Digiweb, founded by entrepreneur Colm Piercy, merged with Viatel, which was previously based in London, in 2013. The combined entity had revenues at the time of €60m and was generating €8m in annual profits.

In the prior year as a standalone entity, Digiweb had generated revenue of €38m and a pre-tax profit of €7m. Mr Piercy is chief executive of Viatel. Two related companies are registered in the Bermuda and the Cayman Islands.

Viatel operates connectivity across Europe for larger companies, public sector clients, and wholesale and carrier customers.

It has metro fibre and data centres in Dublin, London, Amsterdam, Frankfurt, Dusseldorf, Paris, Zurich and other cities. It also owns over 8,400km of duct and fibre optic network infrastructure connecting 35 primary cities and 150 data centres. It's the preferred connectivity partner of the London Stock Exchange.

Viatel is backed by Proventus Captial Partners, which is owned by Swedish businessman Robert Weil. Other backers include Quay Ventures and Morgan Stanley. Quay Ventures is controlled by Brian Kelly and invested in Digiweb in 2012.

Expansion of the Viatel business in Ireland will continue under Digiweb ownership. Digiweb has acquired 10 companies over the past few years. It said that further acquisitions are expected in the coming year to position Viatel as a leading enterprise ICT provider in Ireland.

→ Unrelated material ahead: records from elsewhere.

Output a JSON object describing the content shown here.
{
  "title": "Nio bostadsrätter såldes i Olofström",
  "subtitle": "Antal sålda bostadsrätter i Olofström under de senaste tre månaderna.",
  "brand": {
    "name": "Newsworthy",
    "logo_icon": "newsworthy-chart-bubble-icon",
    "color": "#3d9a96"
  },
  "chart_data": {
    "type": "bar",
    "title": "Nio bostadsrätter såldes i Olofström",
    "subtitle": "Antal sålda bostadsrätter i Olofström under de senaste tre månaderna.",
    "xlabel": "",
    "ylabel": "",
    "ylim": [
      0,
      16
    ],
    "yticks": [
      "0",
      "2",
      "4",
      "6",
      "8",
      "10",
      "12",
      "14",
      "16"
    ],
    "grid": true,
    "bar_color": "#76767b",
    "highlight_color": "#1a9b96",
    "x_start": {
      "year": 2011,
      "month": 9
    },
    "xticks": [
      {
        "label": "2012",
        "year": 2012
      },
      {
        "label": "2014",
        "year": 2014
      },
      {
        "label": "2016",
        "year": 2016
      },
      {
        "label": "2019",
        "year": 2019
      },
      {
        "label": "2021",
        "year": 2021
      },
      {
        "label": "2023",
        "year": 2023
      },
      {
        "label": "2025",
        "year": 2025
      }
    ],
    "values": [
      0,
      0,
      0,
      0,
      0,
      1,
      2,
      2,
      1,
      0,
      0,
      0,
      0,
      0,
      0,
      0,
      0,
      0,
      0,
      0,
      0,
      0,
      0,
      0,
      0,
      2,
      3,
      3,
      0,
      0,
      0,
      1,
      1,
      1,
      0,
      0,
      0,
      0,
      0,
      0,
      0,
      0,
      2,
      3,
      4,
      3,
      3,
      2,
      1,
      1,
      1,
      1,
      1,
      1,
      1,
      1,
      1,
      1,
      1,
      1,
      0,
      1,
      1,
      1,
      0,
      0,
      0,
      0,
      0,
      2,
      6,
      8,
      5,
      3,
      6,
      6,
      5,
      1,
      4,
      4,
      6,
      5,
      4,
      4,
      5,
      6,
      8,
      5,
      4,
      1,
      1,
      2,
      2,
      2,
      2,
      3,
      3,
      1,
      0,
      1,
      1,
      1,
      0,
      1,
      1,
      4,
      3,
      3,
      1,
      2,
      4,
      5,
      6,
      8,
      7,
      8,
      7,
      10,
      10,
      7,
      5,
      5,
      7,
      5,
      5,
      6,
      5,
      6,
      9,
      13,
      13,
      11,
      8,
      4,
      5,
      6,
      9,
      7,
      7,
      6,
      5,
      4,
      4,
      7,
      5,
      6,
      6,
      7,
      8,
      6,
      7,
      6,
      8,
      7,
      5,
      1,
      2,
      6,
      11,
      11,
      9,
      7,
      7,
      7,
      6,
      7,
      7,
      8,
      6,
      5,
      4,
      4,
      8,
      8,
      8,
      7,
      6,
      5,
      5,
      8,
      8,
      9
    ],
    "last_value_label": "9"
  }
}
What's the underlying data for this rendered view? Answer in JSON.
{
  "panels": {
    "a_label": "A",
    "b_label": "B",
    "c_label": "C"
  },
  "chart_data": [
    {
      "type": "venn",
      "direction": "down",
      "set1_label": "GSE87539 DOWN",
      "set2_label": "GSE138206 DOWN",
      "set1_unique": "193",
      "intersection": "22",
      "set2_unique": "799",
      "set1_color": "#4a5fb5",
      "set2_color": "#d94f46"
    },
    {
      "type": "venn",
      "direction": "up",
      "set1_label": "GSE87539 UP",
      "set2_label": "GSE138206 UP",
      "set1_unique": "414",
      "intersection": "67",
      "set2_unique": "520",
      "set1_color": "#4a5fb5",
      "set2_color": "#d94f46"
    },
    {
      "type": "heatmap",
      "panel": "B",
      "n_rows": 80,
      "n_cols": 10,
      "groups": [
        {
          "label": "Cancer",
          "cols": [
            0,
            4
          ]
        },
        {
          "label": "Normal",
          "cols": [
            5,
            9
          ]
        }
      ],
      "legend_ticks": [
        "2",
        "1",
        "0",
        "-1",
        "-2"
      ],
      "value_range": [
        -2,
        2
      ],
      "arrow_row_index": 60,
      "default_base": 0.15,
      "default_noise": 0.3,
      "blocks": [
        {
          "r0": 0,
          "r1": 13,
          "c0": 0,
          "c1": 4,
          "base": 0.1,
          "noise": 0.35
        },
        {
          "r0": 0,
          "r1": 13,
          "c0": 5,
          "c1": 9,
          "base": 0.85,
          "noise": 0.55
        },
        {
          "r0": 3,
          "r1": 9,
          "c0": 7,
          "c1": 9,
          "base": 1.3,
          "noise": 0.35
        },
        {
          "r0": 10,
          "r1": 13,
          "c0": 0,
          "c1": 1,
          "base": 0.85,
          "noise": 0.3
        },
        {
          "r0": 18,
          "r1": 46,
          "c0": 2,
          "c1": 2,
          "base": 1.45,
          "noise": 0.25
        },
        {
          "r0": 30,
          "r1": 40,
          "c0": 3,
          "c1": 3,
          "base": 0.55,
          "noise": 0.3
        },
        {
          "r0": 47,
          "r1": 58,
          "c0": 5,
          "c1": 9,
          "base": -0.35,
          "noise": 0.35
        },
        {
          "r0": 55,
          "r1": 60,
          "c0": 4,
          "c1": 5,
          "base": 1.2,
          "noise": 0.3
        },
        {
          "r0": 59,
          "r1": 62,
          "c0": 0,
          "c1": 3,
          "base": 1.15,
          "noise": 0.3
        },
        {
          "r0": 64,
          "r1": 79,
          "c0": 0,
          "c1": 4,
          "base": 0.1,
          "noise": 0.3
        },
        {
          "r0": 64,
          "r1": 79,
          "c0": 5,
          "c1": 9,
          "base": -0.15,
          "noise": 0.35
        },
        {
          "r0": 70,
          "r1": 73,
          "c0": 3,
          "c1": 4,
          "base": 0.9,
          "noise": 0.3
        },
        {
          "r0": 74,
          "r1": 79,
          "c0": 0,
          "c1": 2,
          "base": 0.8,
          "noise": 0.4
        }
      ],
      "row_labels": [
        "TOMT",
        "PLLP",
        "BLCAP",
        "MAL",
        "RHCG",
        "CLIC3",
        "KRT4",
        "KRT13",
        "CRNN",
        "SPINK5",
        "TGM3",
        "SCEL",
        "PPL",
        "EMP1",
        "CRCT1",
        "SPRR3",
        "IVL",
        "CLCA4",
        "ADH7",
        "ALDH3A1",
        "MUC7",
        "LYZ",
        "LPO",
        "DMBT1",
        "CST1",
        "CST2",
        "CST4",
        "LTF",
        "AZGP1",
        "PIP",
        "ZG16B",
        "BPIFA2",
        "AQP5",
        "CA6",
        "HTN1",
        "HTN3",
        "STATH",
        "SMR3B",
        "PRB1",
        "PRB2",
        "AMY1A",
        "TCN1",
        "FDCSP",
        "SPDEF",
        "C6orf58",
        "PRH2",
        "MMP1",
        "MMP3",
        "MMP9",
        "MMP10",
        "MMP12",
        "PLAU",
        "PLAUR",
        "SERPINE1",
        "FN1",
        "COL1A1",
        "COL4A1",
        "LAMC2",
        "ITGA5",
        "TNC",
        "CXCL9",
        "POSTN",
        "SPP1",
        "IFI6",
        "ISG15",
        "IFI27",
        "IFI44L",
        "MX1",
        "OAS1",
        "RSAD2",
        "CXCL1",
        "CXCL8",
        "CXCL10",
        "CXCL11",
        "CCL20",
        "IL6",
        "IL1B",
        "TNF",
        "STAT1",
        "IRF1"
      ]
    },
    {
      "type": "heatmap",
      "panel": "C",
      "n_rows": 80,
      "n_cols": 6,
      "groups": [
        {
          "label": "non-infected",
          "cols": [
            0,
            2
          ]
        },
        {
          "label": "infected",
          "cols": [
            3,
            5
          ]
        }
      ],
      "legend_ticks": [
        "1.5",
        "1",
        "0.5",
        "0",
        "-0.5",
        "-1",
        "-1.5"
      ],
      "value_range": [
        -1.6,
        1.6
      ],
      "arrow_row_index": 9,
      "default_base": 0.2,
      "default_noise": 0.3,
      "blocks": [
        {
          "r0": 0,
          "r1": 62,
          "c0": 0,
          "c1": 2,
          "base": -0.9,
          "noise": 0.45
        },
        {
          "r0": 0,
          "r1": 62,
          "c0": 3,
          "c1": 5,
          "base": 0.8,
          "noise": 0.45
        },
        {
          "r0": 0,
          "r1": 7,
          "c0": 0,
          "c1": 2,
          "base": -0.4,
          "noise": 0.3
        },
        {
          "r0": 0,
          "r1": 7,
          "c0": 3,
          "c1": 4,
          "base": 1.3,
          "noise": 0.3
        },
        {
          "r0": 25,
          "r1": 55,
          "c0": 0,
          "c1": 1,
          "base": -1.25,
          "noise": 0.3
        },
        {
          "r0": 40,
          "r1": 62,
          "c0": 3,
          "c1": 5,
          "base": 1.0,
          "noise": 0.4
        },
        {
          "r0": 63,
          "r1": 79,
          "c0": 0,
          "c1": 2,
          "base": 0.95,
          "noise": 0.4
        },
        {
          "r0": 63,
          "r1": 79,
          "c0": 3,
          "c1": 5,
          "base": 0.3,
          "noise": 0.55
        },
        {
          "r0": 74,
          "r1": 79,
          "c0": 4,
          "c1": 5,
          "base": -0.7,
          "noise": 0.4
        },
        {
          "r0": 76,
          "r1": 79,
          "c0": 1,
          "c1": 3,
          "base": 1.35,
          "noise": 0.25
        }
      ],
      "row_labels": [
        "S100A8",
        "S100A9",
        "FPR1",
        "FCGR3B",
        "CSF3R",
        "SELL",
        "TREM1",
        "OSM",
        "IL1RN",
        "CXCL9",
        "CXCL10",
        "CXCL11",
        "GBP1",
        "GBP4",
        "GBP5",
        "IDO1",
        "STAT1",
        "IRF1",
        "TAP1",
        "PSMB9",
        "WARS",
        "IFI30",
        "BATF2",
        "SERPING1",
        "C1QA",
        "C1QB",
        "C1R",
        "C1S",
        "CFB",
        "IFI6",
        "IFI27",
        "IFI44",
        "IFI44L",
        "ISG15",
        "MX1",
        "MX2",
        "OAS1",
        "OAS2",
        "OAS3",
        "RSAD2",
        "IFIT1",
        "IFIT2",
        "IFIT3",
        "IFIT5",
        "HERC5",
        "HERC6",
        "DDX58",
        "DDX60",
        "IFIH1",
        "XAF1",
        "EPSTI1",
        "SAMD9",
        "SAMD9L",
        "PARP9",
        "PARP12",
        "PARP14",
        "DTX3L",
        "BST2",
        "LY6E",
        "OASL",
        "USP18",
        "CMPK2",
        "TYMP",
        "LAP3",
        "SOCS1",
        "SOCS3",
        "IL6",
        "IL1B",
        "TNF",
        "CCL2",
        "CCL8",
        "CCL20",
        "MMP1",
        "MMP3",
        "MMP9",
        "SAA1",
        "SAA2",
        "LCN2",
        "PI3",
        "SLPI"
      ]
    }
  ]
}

Mr Piercy said that the sale of the Viatel assets provides an "excellent fit for the European infrastructure business to be part of a wider, fast-growing, listed entity that will develop the business further".

Listed on the New York Stock Exchange, Zayo provides bandwidth infrastructure services to businesses. Customers include wireless carriers, media and content companies and finance, healthcare and other large firms. It has a large fibre network across the US and Europe.

Yesterday, Zayo reported third quarter revenue of $366.8m, which was up 5pc year-on-year. Adjusted earnings before interest, tax, depreciation and amortisation was $215.4m, which was 9pc higher year-on-year. It made a $15.2m net loss for the period, compared to net income of $5.1m in the previous quarter. It made a $110.5m net loss in the corresponding quarter last year.

Its shares fell over 6pc at one stage yesterday. It has a market capitalisation of about $6bn (€5.6bn).

Zayo hailed the planned acquisition of Viatel as "transformative".

"This transformative acquisition cements Zayo as a leading pan-European infrastructure provider and positions Zayo to capture significant organic and inorganic growth in Europe and beyond," according to Karl Maier, president of Zayo International.

As of September 30, the Zayo had $345.7m of cash and $440.8m available under its revolving credit facility.